As with CUDA, ROCm is an ideal solution for AI applications, as some deep-learning frameworks already support a ROCm backend (e.g., TensorFlow, PyTorch, MXNet, ONNX, CuPy, and more). According to AMD, any CPU/GPU vendor can take advantage of ROCm, as it isn't proprietary technology. That means code written in CUDA or another platform can port to the vendor-neutral HIP format, and from there, users can compile the code for the ROCm platform.
The company offers a series of libraries, add-ons, and extensions to further ROCm's functionality, including a solution (HCC) for the C++ programming language that allows users to integrate CPU and GPU into a single file.

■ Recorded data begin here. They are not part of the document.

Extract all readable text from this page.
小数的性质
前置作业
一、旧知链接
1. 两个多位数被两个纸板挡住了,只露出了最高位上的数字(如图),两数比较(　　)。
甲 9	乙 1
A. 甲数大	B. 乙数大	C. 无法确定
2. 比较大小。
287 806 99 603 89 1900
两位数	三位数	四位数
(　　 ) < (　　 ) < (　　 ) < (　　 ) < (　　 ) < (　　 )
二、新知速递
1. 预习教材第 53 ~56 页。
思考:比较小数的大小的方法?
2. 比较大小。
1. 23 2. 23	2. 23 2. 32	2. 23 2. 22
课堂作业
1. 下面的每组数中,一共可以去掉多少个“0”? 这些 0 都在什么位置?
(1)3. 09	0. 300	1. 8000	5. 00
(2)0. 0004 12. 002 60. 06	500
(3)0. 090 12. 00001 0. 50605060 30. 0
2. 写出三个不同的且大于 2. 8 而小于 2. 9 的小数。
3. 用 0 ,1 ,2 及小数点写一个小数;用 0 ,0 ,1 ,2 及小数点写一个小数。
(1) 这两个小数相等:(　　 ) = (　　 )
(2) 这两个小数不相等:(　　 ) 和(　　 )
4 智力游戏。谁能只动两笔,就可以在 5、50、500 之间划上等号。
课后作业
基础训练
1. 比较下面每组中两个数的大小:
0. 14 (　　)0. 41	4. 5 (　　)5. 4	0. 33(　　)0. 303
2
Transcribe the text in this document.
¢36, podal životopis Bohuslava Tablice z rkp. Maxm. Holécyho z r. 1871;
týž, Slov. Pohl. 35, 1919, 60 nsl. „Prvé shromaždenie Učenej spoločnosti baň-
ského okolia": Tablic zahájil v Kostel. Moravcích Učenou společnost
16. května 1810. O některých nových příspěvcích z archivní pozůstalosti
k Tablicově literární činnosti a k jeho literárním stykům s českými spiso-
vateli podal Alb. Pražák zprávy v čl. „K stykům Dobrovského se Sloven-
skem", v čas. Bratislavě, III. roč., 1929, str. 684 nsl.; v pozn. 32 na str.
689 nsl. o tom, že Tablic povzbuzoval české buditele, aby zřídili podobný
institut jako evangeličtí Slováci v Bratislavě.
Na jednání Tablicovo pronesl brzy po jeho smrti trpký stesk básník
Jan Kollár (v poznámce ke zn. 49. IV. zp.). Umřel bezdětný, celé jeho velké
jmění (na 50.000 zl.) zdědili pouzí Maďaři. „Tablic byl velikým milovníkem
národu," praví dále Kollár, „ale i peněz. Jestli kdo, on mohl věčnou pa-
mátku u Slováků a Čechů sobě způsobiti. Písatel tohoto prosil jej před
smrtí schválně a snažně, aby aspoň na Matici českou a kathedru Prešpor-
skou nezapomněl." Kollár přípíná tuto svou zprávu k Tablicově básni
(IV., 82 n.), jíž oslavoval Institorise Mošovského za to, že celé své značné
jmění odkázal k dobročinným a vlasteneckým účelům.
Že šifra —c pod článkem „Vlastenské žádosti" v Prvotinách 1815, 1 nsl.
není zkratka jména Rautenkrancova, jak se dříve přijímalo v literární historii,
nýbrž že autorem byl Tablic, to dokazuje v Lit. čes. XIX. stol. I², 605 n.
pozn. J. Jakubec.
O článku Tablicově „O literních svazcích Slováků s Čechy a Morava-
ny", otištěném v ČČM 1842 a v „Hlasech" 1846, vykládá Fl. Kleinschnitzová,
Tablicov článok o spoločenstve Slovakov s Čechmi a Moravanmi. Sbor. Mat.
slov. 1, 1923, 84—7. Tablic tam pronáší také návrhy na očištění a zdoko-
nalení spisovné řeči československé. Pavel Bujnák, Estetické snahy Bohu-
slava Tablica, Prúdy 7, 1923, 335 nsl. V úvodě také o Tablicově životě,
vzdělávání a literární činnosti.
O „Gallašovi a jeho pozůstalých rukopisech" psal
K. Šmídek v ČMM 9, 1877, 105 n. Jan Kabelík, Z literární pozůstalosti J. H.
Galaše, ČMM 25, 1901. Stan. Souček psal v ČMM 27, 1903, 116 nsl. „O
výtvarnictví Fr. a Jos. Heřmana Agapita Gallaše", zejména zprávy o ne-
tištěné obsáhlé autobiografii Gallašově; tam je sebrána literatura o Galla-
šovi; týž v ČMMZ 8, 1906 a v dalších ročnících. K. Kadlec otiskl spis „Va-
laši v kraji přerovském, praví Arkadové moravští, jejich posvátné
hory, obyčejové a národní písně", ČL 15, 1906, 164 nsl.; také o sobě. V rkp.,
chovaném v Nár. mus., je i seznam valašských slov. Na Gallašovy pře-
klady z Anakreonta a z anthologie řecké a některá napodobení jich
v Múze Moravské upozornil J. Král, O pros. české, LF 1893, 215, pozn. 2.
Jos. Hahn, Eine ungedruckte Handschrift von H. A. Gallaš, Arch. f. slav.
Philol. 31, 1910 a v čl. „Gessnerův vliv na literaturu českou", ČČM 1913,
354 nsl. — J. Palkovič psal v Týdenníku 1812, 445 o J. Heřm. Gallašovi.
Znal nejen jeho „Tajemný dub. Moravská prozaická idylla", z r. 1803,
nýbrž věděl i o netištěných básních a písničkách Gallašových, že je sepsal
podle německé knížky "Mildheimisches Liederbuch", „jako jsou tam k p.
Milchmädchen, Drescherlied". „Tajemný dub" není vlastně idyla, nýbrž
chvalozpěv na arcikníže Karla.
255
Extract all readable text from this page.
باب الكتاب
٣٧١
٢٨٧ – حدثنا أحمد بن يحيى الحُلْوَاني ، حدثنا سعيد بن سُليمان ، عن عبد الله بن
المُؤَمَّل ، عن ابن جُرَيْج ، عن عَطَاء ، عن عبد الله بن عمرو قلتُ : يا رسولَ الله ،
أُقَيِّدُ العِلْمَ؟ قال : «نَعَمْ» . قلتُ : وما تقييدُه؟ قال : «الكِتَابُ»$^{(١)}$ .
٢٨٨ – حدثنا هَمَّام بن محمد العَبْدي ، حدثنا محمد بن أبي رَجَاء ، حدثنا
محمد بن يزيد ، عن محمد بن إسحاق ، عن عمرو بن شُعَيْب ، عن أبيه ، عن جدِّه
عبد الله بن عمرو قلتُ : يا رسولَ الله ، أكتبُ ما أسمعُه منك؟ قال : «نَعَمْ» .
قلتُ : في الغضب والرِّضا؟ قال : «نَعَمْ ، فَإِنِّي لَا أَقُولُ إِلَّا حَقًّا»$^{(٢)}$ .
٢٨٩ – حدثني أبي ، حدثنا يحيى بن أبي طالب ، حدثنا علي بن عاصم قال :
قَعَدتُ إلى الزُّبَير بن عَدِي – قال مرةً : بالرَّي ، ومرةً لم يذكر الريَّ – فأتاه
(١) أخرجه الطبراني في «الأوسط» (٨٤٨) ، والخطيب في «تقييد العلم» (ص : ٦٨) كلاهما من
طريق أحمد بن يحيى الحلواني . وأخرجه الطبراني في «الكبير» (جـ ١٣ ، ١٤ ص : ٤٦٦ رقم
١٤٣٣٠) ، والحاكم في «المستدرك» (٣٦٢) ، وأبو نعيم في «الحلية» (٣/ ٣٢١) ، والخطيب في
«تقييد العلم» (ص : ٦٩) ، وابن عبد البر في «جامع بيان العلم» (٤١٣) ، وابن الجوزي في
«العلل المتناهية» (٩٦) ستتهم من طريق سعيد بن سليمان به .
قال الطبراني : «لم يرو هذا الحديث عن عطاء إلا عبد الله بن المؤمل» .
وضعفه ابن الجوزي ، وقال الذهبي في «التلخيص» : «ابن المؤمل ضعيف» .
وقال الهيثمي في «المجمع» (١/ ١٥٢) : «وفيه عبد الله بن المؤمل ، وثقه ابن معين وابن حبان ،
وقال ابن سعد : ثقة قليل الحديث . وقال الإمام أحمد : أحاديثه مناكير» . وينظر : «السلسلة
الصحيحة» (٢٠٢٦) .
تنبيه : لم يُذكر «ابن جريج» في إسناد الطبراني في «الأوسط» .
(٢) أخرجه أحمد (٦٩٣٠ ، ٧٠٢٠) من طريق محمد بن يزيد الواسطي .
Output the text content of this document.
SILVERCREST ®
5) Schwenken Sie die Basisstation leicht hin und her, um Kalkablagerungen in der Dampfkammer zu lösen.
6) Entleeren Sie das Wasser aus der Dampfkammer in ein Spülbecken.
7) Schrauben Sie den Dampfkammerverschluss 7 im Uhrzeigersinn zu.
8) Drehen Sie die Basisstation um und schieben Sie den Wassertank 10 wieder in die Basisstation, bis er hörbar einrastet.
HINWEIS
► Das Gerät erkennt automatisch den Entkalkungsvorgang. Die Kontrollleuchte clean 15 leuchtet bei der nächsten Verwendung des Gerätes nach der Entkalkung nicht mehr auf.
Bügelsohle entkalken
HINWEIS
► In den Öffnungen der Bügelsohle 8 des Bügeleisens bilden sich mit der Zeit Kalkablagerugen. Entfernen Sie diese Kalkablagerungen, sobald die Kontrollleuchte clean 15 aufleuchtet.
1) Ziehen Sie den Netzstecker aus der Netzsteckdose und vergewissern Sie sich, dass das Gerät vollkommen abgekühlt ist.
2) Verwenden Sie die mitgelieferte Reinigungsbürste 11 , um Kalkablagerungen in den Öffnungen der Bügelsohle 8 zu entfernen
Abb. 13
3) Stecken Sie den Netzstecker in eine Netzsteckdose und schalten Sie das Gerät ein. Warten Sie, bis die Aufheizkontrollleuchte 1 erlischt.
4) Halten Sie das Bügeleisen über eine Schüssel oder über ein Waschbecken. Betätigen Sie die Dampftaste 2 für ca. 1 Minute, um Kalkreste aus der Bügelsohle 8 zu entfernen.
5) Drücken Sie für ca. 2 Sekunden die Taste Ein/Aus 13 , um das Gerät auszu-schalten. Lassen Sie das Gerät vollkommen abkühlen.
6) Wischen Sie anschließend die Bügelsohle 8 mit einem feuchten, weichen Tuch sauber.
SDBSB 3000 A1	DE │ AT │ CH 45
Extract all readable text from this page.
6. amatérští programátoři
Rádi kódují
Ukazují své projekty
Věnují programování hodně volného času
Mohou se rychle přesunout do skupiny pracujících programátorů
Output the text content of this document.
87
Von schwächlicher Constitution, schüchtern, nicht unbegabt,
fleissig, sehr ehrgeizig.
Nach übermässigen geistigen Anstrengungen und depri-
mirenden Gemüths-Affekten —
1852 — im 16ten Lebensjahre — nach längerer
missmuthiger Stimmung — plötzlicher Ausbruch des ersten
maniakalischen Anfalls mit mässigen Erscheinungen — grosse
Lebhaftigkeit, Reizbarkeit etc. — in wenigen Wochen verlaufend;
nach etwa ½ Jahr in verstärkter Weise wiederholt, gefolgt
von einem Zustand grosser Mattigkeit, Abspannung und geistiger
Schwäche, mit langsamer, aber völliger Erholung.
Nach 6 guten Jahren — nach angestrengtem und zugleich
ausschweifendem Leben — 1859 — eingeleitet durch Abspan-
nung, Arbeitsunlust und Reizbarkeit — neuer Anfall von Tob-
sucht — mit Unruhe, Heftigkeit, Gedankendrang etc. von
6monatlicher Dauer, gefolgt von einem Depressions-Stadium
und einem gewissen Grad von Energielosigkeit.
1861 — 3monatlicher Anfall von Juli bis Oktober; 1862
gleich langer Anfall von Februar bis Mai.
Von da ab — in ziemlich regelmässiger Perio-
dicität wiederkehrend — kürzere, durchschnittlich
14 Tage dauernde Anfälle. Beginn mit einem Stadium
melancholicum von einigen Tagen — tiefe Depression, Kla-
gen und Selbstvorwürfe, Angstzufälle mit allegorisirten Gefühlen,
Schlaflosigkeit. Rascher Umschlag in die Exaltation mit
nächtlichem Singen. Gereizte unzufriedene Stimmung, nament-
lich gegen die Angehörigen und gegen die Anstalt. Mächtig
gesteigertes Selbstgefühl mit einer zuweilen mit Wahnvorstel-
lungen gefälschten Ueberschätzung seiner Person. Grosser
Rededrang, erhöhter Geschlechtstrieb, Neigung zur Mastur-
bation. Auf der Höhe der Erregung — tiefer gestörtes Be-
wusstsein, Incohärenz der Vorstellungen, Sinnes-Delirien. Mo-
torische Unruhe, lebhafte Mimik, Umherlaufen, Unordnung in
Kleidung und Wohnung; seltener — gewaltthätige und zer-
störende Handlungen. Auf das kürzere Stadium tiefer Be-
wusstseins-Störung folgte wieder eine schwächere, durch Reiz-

The feature set for ROCm is extensive and incorporates multi-GPU support for coarse-grain virtual memory, the ability to process concurrency and preemption, HSA signals and atomics, DMA, and user-mode queues. It also offers a standardized loader and code-object formats, dynamic and offline compilation support, P2P multi-GPU operation with RDMA support, trace and event-collection API, and system-management APIs and tools. On top of that, there’s a growing, third-party ecosystem packaging custom ROCm distributions for any given application in a multitude of Linux flavors.
Conclusion
This article is just a simple overview of NVIDIA's CUDA platform and AMD's ROCm software stack. In-depth information, including guides, walkthroughs, libraries, and more, can be found at their respective websites linked above.
There’s no top platform in the parallel computing arena—each provides an excellent system for easy application development in various industries. Both also are easy to use with intuitive menus, navigation elements, accessible documentation, and educational materials for beginners.